Well, ajay, if the humanities is simply about “saying something new,” then we’re all screwed.
Of course they are, and there’s no “simply” about it. People spend their entire careers as (say) scholars of Tang Chinese poetry attempting to say something new about (say) Tang Chinese poetry. A scholar who just repeats what someone else has already said isn’t a very good scholar.
No, ajay, you mean “the way a small minority of elite research institutions approach the humanities.” For professors at many colleges, and for teachers of K-12 humanities, and for many arts organizations, the humanities has nothing to do with someone’s ability to say something new about something.
Well, heck, then, here’s my Son of Paleface piece—including real archival research! And compare-and-contrast with Andrew Marvell! Despite the latter, I wouldn’t really consider it appropriate for the Valve; it would’ve been appropriate for the Auteurs Notebook, but that site started after I began serializing the essay.

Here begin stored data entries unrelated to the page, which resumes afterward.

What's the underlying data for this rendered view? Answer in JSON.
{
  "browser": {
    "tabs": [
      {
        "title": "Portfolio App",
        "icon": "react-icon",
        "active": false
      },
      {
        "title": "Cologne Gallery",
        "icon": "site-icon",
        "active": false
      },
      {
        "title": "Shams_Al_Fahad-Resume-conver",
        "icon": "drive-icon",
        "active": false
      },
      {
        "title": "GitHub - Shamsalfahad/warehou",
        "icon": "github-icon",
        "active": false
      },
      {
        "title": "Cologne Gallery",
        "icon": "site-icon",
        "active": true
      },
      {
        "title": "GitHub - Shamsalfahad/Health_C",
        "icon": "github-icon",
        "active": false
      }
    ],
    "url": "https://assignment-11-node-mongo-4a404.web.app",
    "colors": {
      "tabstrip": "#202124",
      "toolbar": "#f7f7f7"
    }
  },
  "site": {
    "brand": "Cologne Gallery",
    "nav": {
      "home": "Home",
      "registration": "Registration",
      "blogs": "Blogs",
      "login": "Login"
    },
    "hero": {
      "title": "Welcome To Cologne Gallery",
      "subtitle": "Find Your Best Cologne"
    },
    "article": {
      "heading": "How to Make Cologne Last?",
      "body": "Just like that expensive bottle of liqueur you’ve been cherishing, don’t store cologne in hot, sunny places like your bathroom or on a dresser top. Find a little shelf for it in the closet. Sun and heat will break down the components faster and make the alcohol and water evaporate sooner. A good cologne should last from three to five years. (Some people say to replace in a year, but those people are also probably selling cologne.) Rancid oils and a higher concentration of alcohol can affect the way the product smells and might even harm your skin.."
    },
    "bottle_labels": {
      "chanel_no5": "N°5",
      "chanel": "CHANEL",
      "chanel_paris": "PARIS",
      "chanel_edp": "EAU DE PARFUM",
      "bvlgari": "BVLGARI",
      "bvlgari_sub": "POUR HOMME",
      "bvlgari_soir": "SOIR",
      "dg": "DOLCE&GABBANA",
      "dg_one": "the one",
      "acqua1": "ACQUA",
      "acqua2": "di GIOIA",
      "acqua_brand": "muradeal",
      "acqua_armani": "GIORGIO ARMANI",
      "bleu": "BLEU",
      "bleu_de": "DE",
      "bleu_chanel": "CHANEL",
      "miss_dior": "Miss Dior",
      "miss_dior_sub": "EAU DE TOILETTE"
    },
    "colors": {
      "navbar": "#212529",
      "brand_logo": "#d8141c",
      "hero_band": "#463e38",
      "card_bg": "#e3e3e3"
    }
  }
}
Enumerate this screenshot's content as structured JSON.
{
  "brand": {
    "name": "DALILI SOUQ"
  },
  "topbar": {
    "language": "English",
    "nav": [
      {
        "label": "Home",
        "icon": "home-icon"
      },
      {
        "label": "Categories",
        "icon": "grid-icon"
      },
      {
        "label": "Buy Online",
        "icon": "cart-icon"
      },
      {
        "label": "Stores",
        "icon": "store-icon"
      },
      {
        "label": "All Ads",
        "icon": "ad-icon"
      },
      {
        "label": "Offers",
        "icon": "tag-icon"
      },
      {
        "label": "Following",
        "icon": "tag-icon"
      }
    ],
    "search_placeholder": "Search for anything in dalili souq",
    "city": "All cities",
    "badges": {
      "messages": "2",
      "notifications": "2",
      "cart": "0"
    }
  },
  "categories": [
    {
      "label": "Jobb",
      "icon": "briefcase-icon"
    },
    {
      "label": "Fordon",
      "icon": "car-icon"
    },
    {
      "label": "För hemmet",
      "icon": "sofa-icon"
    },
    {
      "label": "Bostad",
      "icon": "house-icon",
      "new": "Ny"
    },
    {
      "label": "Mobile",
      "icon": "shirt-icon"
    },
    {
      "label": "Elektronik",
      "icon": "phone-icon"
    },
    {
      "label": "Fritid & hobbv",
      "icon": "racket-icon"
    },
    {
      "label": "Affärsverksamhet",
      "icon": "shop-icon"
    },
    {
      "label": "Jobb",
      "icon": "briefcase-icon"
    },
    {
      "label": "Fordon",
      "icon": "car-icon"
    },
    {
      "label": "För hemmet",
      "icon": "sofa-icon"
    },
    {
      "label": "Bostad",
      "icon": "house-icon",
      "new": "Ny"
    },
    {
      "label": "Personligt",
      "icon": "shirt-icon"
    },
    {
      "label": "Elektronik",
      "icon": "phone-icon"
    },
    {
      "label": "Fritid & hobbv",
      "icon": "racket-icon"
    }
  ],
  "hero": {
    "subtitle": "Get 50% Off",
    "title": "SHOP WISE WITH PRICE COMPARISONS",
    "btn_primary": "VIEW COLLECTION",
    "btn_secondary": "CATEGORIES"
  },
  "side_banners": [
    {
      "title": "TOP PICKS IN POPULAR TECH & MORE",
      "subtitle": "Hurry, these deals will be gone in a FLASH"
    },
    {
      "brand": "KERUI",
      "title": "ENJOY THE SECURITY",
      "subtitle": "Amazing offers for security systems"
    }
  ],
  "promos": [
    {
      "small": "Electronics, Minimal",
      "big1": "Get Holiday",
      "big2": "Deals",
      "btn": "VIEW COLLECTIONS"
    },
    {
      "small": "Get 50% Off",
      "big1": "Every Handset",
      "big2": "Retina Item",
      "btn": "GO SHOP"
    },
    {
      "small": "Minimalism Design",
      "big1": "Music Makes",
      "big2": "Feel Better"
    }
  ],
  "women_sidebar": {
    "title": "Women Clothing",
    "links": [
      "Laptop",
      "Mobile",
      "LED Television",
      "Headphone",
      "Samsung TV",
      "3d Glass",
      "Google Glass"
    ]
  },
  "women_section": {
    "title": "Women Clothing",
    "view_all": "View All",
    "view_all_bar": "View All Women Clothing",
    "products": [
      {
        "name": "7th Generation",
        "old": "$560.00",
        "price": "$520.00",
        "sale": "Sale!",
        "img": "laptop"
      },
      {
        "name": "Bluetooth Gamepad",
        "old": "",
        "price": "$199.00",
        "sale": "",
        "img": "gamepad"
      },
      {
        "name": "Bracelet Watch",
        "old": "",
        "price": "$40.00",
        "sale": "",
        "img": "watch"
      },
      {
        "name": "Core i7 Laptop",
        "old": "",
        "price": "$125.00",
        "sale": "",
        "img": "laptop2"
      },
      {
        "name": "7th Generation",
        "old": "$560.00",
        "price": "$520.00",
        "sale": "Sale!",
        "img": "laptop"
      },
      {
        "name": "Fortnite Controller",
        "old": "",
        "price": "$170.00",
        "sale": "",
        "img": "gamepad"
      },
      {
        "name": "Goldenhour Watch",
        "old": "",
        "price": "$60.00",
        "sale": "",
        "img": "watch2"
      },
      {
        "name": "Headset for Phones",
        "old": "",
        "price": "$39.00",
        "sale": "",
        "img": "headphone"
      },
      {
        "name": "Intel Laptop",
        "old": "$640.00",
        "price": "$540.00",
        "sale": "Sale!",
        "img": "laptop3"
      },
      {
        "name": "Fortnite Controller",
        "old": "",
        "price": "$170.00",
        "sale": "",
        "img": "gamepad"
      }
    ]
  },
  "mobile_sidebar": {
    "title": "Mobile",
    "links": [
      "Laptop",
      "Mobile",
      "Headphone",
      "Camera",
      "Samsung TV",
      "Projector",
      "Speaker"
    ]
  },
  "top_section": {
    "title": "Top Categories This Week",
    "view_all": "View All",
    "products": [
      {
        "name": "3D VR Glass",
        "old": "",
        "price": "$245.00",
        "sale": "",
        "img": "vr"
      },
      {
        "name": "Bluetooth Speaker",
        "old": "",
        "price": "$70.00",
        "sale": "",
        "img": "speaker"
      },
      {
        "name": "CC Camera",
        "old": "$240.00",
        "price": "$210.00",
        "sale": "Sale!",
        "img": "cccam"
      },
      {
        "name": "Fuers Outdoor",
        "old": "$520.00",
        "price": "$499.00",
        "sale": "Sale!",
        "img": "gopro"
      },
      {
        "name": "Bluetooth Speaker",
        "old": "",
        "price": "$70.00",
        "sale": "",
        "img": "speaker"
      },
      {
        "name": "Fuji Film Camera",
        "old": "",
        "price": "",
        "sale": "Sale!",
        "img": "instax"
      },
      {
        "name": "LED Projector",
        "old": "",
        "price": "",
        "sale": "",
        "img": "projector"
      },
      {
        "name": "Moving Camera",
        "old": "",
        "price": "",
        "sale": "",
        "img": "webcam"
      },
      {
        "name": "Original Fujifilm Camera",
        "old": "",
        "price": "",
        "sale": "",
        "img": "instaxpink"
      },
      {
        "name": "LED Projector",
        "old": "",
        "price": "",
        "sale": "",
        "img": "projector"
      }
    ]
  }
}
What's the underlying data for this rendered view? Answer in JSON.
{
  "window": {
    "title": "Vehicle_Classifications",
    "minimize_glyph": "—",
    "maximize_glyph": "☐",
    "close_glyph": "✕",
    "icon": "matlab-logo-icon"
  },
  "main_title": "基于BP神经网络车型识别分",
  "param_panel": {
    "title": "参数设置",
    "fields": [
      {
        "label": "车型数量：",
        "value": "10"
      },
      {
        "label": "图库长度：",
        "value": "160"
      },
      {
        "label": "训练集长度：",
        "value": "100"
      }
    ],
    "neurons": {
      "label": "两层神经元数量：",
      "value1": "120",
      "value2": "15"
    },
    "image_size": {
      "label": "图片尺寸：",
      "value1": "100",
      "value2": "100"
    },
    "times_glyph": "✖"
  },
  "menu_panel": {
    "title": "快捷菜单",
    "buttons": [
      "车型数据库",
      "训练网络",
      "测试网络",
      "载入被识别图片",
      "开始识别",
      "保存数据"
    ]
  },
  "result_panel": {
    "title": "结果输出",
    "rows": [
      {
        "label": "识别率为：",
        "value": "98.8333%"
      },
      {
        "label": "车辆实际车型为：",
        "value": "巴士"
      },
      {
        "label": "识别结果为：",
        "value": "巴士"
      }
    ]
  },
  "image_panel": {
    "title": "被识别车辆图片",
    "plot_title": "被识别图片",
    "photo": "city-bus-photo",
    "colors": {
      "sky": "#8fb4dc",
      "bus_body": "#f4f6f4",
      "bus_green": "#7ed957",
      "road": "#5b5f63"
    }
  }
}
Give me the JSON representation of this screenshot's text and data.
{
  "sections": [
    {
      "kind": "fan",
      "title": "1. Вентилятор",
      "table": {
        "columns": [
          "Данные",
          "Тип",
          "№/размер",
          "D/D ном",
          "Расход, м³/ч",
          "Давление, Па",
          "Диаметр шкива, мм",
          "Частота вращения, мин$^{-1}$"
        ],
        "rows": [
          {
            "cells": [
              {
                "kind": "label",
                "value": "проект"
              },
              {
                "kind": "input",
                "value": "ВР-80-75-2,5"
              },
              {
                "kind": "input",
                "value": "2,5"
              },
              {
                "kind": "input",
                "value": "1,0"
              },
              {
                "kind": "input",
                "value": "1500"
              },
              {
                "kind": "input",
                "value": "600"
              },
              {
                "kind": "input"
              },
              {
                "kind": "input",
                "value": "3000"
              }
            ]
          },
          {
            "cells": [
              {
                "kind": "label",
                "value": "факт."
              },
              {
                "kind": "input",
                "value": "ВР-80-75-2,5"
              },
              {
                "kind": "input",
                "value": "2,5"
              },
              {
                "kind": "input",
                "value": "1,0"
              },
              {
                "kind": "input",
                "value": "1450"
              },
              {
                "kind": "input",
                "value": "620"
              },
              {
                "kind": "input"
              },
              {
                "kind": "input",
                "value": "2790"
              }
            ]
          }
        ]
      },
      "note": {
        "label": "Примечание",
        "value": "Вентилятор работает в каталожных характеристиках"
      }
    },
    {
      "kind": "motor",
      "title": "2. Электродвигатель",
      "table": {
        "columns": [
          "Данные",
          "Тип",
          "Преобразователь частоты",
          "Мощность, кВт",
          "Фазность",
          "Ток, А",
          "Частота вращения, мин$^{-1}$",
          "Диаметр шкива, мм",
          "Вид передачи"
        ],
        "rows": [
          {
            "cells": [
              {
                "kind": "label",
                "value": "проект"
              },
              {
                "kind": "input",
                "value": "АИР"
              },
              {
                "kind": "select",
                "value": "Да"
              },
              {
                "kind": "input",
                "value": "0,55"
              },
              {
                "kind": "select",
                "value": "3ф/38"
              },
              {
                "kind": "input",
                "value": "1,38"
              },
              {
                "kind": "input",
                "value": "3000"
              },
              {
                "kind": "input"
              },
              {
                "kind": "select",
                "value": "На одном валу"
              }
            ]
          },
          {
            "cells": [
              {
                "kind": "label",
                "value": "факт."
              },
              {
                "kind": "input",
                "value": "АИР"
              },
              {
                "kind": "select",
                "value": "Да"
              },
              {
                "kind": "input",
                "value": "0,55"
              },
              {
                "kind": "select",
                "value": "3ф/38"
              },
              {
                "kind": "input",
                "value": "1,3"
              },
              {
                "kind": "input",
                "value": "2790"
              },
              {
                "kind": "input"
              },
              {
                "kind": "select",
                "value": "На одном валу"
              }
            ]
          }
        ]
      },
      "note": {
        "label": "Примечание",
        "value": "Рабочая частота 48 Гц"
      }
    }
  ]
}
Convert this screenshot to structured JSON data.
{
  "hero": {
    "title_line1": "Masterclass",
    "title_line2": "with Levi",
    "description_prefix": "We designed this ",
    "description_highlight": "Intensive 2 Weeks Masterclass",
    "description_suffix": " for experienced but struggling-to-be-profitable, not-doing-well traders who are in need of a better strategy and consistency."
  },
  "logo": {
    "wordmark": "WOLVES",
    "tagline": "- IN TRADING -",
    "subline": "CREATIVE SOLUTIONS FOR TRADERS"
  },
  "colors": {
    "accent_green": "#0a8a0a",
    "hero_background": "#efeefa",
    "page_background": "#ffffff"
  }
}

Luther, since The Hurt Locker won all those Academy awards (first really good Academy award winner since Silence of the Lambs), it’s hard for me to put much effort into coming to its rescue. I made the basic points at Aaron’s post: this is a good solid war movie made at a time when good solid movies of any genre are rare and precious (albeit not based on a novel on Sapphire), with all the war movie virtues and some smart (if riskily understated) formal innovations. Of course no movie can take the place of a good journalistic or historical or sociological analysis, but presumably we can all still read. And of course any artifact can be examined as a symptom of its makers or its audience, and that examination might be valuable in its own right.
For professors at many colleges, and for teachers of K-12 humanities, and for many arts organizations, the humanities has nothing to do with someone’s ability to say something new about something
a) You’re not a very good professor if you aren’t saying stuff that’s new to your students.
b) Remember the distinction between “doing humanities” and “teaching humanities”; how many lecturers in civil engineering spend their time building bridges?
c) Which are these arts organisations that don’t value originality?